Substituting into this equality δ = 3σ, we get the probability that the value of r.v. NS(in one test) deviates from the mean by less than three times the value σ (with an average deviation, as we remember, equal to σ ): (meaning F (3) taken from the table of values ​​of the Laplace function). It is almost 1 ! Then the probability of the opposite event (that the value deviates by at least 3σ) is equal to 1 −0.997=0.003 which is very close to 0 ... Therefore, this event is "almost impossible" − happens extremely rarely (on average 3 times out 1000 ). This reasoning is the rationale behind the well-known Three Sigma Rule.

The Three Sigma Rule... Normally distributed random variable single test practically does not deviate from its average further than by 3σ.

We emphasize once again that we are talking about one test. If there are many tests of a random variable, then it is quite possible that some of its values ​​will move further from the average than 3σ... This is confirmed by the following

Example... What is the probability that with 100 tests of a normally distributed random variable NS at least one of its values ​​deviate from the mean by more than three times the standard deviation? And with 1000 trials?

Solution. Let the event A means that when testing a random variable NS its value deviated from the average by more than 3σ. As it has just been clarified, the probability of this event p = P (A) = 0.003. 100 such tests were carried out. We need to know the probability that the event A occurred at least times, i.e. came from 1 before 100 once. This is a typical Bernoulli circuit problem with parameters n=100 (number of independent tests), p = 0.003(probability of event A in one trial), q=1− p=0.997 ... It is required to find R 100 (1≤ k≤100) ... In this case, of course, it is easier to find first the probability of the opposite event R 100 (0) - the probability that the event A never happened (i.e., it happened 0 times). Taking into account the connection between the probabilities of the event itself and its opposite, we get:

Not so little. It may well happen (occurs on average in every fourth such series of tests). At 1000 tests according to the same scheme, it can be obtained that the probability of at least one deviation is further than 3σ, equals: . So we can with great confidence wait for at least one such deviation.
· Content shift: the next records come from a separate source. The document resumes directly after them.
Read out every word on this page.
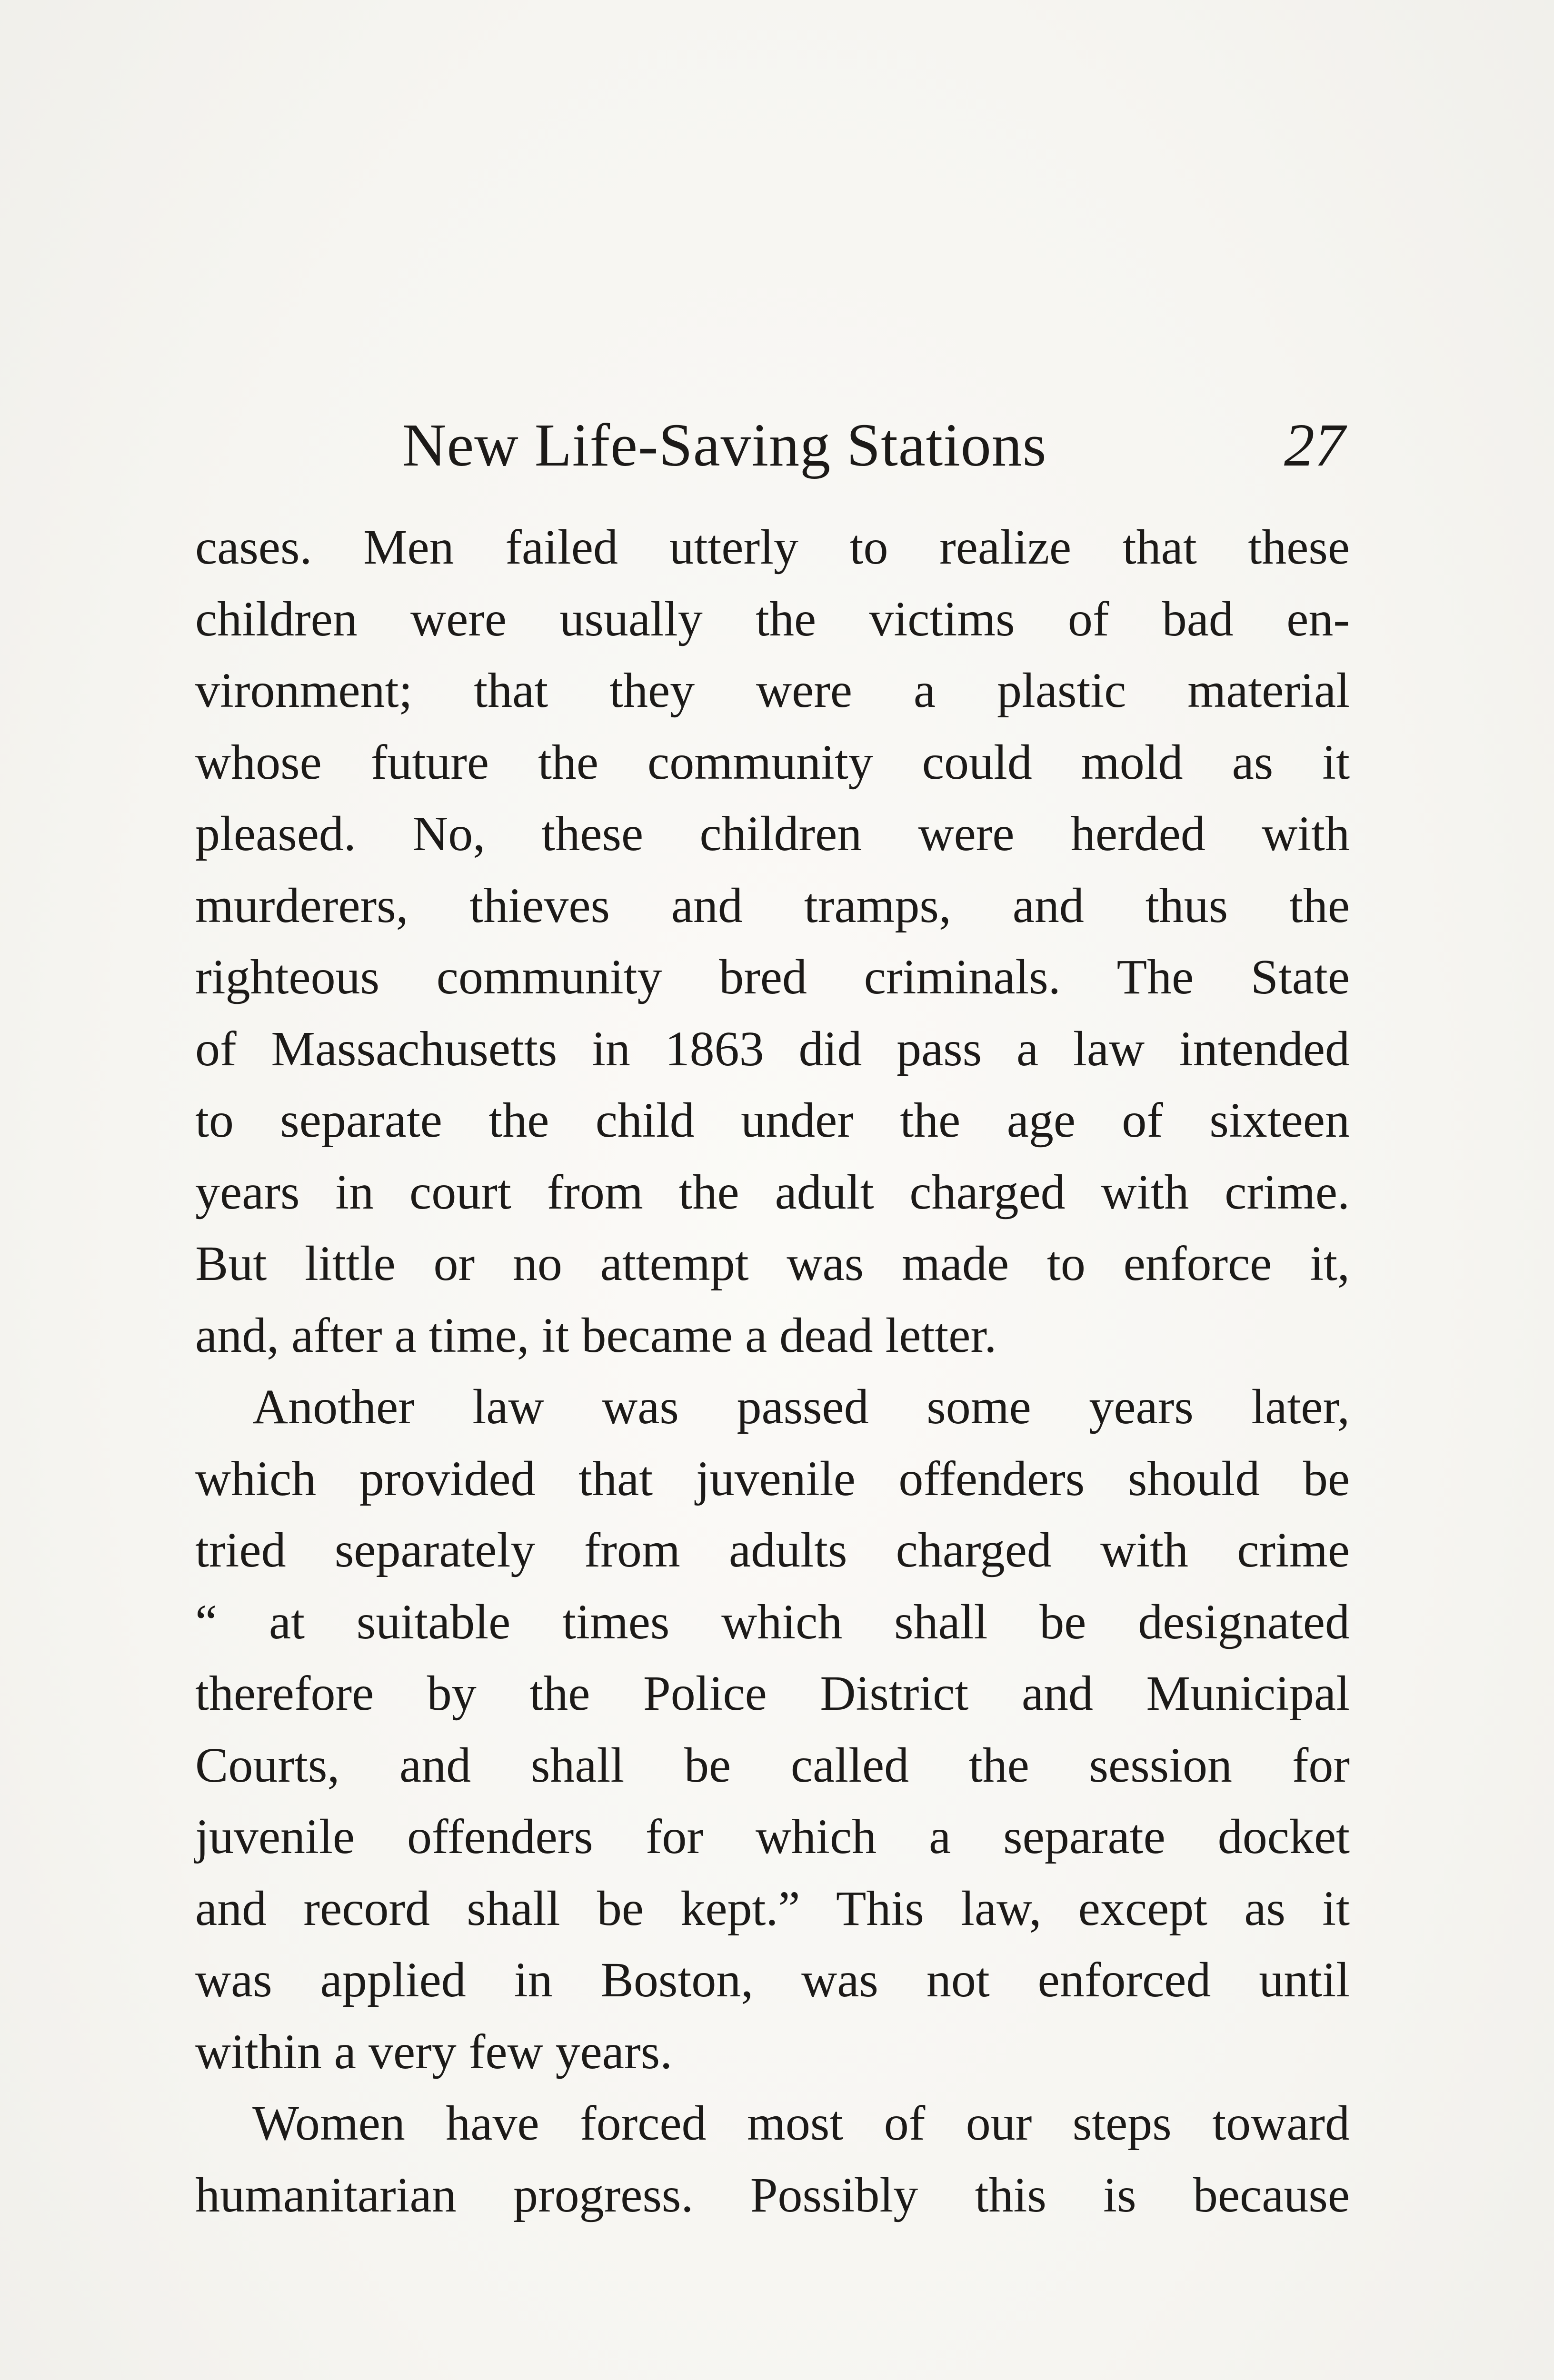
New Life-Saving Stations	27
cases. Men failed utterly to realize that these
children were usually the victims of bad en-
vironment; that they were a plastic material
whose future the community could mold as it
pleased. No, these children were herded with
murderers, thieves and tramps, and thus the
righteous community bred criminals. The State
of Massachusetts in 1863 did pass a law intended
to separate the child under the age of sixteen
years in court from the adult charged with crime.
But little or no attempt was made to enforce it,
and, after a time, it became a dead letter.
Another law was passed some years later,
which provided that juvenile offenders should be
tried separately from adults charged with crime
“ at suitable times which shall be designated
therefore by the Police District and Municipal
Courts, and shall be called the session for
juvenile offenders for which a separate docket
and record shall be kept.” This law, except as it
was applied in Boston, was not enforced until
within a very few years.
Women have forced most of our steps toward
humanitarian progress. Possibly this is because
Example... The growth of men of a certain age group is distributed normally with mathematical expectation a, and the standard deviation σ ... What proportion of costumes k-th growth should be foreseen in the total production for a given age group if k th height is determined by the following limits:

1 height : 158 − 164cm 2 height : 164 - 170cm 3 height : 170 - 176cm 4 height : 176 - 182cm

Solution. Let's solve the problem with the following parameter values: a = 178,σ = 6,k=3 ... Let r.v. NS − the height of a randomly selected man (it is distributed according to the condition normally with the given parameters). Find the probability that a randomly selected man will need 3 th growth. Using the oddness of the Laplace function F (x) and a table of its values: P (170 Therefore, in the total volume of production, it is necessary to provide 0.2789*100%=27.89% costumes 3 th growth.